Nel 1201, Jamukha fu eletto Gur Khan ("sovrano universale", titolo usato dai sovrani Kara Khitay) nel kurultai formato dai suoi Jadaran e da molte altre tribù come i Merkiti, i Tatari, i Naiman e i Tai-giuti, tutte ostili a Temujin. Fu il segno definitivo perché si desse il via alla guerra tra i due amici di un tempo, giacché Temujin riunì a sé una coalizione di tribù per opporglisi. Nell'autunno di quell'anno, Temujin vinse, aiutato dai Keraiti una grande battaglia contro l'esercito di Jamukha, ma quest'ultimo ricevette tuttavia l'aiuto da parte di Toghrul in persona dopo che questi aveva rifiutato, istigato dal suo primogenito Senggum, di dare in sposa sua figlia a Jochi, primogenito di Temujin. L'alleanza, però, nonostante un iniziale vantaggio, fu infine distrutta dalla determinazione e dal senso di unità della coalizione creata e comandata da Temujin. Persino quando Jamukha riuscì a ottenere rifugio dai Naiman, fu sconfitto.

Nel 1206, dopo cinque anni di guerra fratricida, Jamukha venne catturato da alcuni suoi seguaci, che lo portarono da Temujin. Questi, però, giustiziò i soldati in quanto avevano tradito il loro signore. Jamuka chiese espressamente di morire affinché Temujin diventi il vero e unico Khan. È così scritto, sempre secondo La storia segreta dei mongoli:

«Ecco come mi hai vinto. Fammi dunque la grazia, anda mio, accomiatati presto da me, ridarai pace al tuo cuore. Se è possibile, amico mio, quando mi farai giustiziare, fallo senza spargimento di sangue. Quando giacerò morto, anche nella terra, nostra Madre Suprema, il mio corpo inanimato sarà per l'eternità il protettore della tua discendenza.»

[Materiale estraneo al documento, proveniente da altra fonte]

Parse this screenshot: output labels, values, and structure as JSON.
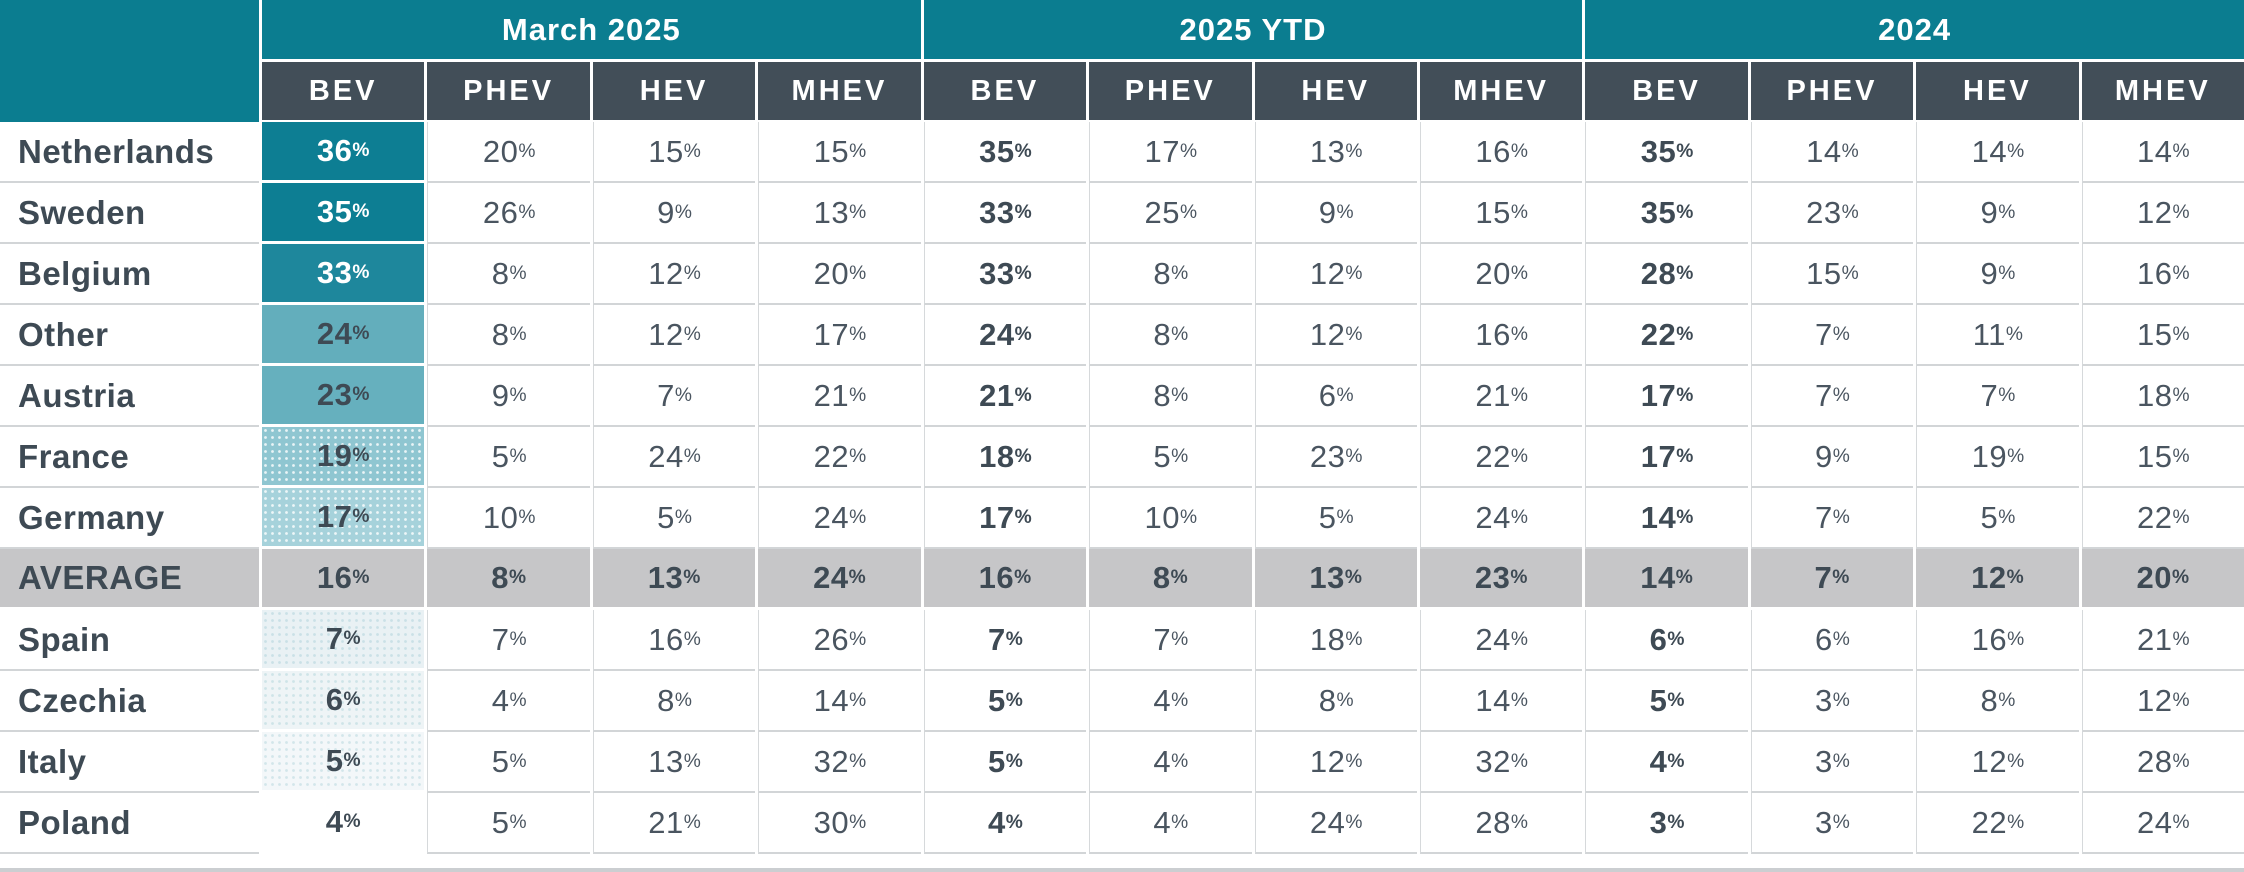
{
  "colors": {
    "teal_header": "#0b7d90",
    "dark_header": "#424e58",
    "text_dark": "#3e4a54",
    "text_regular": "#4a5560",
    "average_row_bg": "#c6c6c8",
    "row_border": "#d2d5d7"
  },
  "chart_data": {
    "type": "heatmap-table",
    "unit": "%",
    "column_groups": [
      {
        "id": "march_2025",
        "label": "March 2025"
      },
      {
        "id": "ytd_2025",
        "label": "2025 YTD"
      },
      {
        "id": "y2024",
        "label": "2024"
      }
    ],
    "powertrains": [
      "BEV",
      "PHEV",
      "HEV",
      "MHEV"
    ],
    "rows": [
      {
        "country": "Netherlands",
        "is_average": false,
        "values": {
          "march_2025": [
            "36%",
            "20%",
            "15%",
            "15%"
          ],
          "ytd_2025": [
            "35%",
            "17%",
            "13%",
            "16%"
          ],
          "y2024": [
            "35%",
            "14%",
            "14%",
            "14%"
          ]
        },
        "bev_heat": {
          "bg": "#0d7e93",
          "text": "#ffffff",
          "pattern": null
        }
      },
      {
        "country": "Sweden",
        "is_average": false,
        "values": {
          "march_2025": [
            "35%",
            "26%",
            "9%",
            "13%"
          ],
          "ytd_2025": [
            "33%",
            "25%",
            "9%",
            "15%"
          ],
          "y2024": [
            "35%",
            "23%",
            "9%",
            "12%"
          ]
        },
        "bev_heat": {
          "bg": "#0d7e93",
          "text": "#ffffff",
          "pattern": null
        }
      },
      {
        "country": "Belgium",
        "is_average": false,
        "values": {
          "march_2025": [
            "33%",
            "8%",
            "12%",
            "20%"
          ],
          "ytd_2025": [
            "33%",
            "8%",
            "12%",
            "20%"
          ],
          "y2024": [
            "28%",
            "15%",
            "9%",
            "16%"
          ]
        },
        "bev_heat": {
          "bg": "#1e879c",
          "text": "#ffffff",
          "pattern": null
        }
      },
      {
        "country": "Other",
        "is_average": false,
        "values": {
          "march_2025": [
            "24%",
            "8%",
            "12%",
            "17%"
          ],
          "ytd_2025": [
            "24%",
            "8%",
            "12%",
            "16%"
          ],
          "y2024": [
            "22%",
            "7%",
            "11%",
            "15%"
          ]
        },
        "bev_heat": {
          "bg": "#63aebc",
          "text": "#3e4a54",
          "pattern": null
        }
      },
      {
        "country": "Austria",
        "is_average": false,
        "values": {
          "march_2025": [
            "23%",
            "9%",
            "7%",
            "21%"
          ],
          "ytd_2025": [
            "21%",
            "8%",
            "6%",
            "21%"
          ],
          "y2024": [
            "17%",
            "7%",
            "7%",
            "18%"
          ]
        },
        "bev_heat": {
          "bg": "#66b0be",
          "text": "#3e4a54",
          "pattern": null
        }
      },
      {
        "country": "France",
        "is_average": false,
        "values": {
          "march_2025": [
            "19%",
            "5%",
            "24%",
            "22%"
          ],
          "ytd_2025": [
            "18%",
            "5%",
            "23%",
            "22%"
          ],
          "y2024": [
            "17%",
            "9%",
            "19%",
            "15%"
          ]
        },
        "bev_heat": {
          "bg": "#8fc6d1",
          "text": "#3e4a54",
          "pattern": "white-dots"
        }
      },
      {
        "country": "Germany",
        "is_average": false,
        "values": {
          "march_2025": [
            "17%",
            "10%",
            "5%",
            "24%"
          ],
          "ytd_2025": [
            "17%",
            "10%",
            "5%",
            "24%"
          ],
          "y2024": [
            "14%",
            "7%",
            "5%",
            "22%"
          ]
        },
        "bev_heat": {
          "bg": "#a6d2db",
          "text": "#3e4a54",
          "pattern": "white-dots"
        }
      },
      {
        "country": "AVERAGE",
        "is_average": true,
        "values": {
          "march_2025": [
            "16%",
            "8%",
            "13%",
            "24%"
          ],
          "ytd_2025": [
            "16%",
            "8%",
            "13%",
            "23%"
          ],
          "y2024": [
            "14%",
            "7%",
            "12%",
            "20%"
          ]
        },
        "bev_heat": {
          "bg": "#c6c6c8",
          "text": "#3e4a54",
          "pattern": null
        }
      },
      {
        "country": "Spain",
        "is_average": false,
        "values": {
          "march_2025": [
            "7%",
            "7%",
            "16%",
            "26%"
          ],
          "ytd_2025": [
            "7%",
            "7%",
            "18%",
            "24%"
          ],
          "y2024": [
            "6%",
            "6%",
            "16%",
            "21%"
          ]
        },
        "bev_heat": {
          "bg": "#e9f1f4",
          "text": "#3e4a54",
          "pattern": "teal-dots"
        }
      },
      {
        "country": "Czechia",
        "is_average": false,
        "values": {
          "march_2025": [
            "6%",
            "4%",
            "8%",
            "14%"
          ],
          "ytd_2025": [
            "5%",
            "4%",
            "8%",
            "14%"
          ],
          "y2024": [
            "5%",
            "3%",
            "8%",
            "12%"
          ]
        },
        "bev_heat": {
          "bg": "#eef4f6",
          "text": "#3e4a54",
          "pattern": "teal-dots"
        }
      },
      {
        "country": "Italy",
        "is_average": false,
        "values": {
          "march_2025": [
            "5%",
            "5%",
            "13%",
            "32%"
          ],
          "ytd_2025": [
            "5%",
            "4%",
            "12%",
            "32%"
          ],
          "y2024": [
            "4%",
            "3%",
            "12%",
            "28%"
          ]
        },
        "bev_heat": {
          "bg": "#f3f7f9",
          "text": "#3e4a54",
          "pattern": "teal-dots"
        }
      },
      {
        "country": "Poland",
        "is_average": false,
        "values": {
          "march_2025": [
            "4%",
            "5%",
            "21%",
            "30%"
          ],
          "ytd_2025": [
            "4%",
            "4%",
            "24%",
            "28%"
          ],
          "y2024": [
            "3%",
            "3%",
            "22%",
            "24%"
          ]
        },
        "bev_heat": {
          "bg": "#ffffff",
          "text": "#3e4a54",
          "pattern": null
        }
      }
    ]
  }
}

Venne così concessa a Jamuqa una morte onorevole,[1], il cui rituale, sotto raccomandazione di Temujin, si compiesse nel massimo del rispetto. Sarà proprio il futuro Khan a ordinare:

«Ditegli così, e dopo avergli permesso di morire senza che venga sparso il suo sangue, non lo abbandonate al ludibrio, ma seppellitelo con i dovuti onori.»

(Storia segreta dei mongoli, (a cura di Sergej Kozin), Milano, Longanesi editore, 1973 pp. 176-177)

Note[modifica | modifica wikitesto]

  1. ^ Rashid al-Din racconta un'altra versione dove Jamuka incontra una morte violenta, si veda Vito Bianchi, Gengis Khan, pp. 146-147, La terza, 2007, ISBN 978-88-420-8455-6.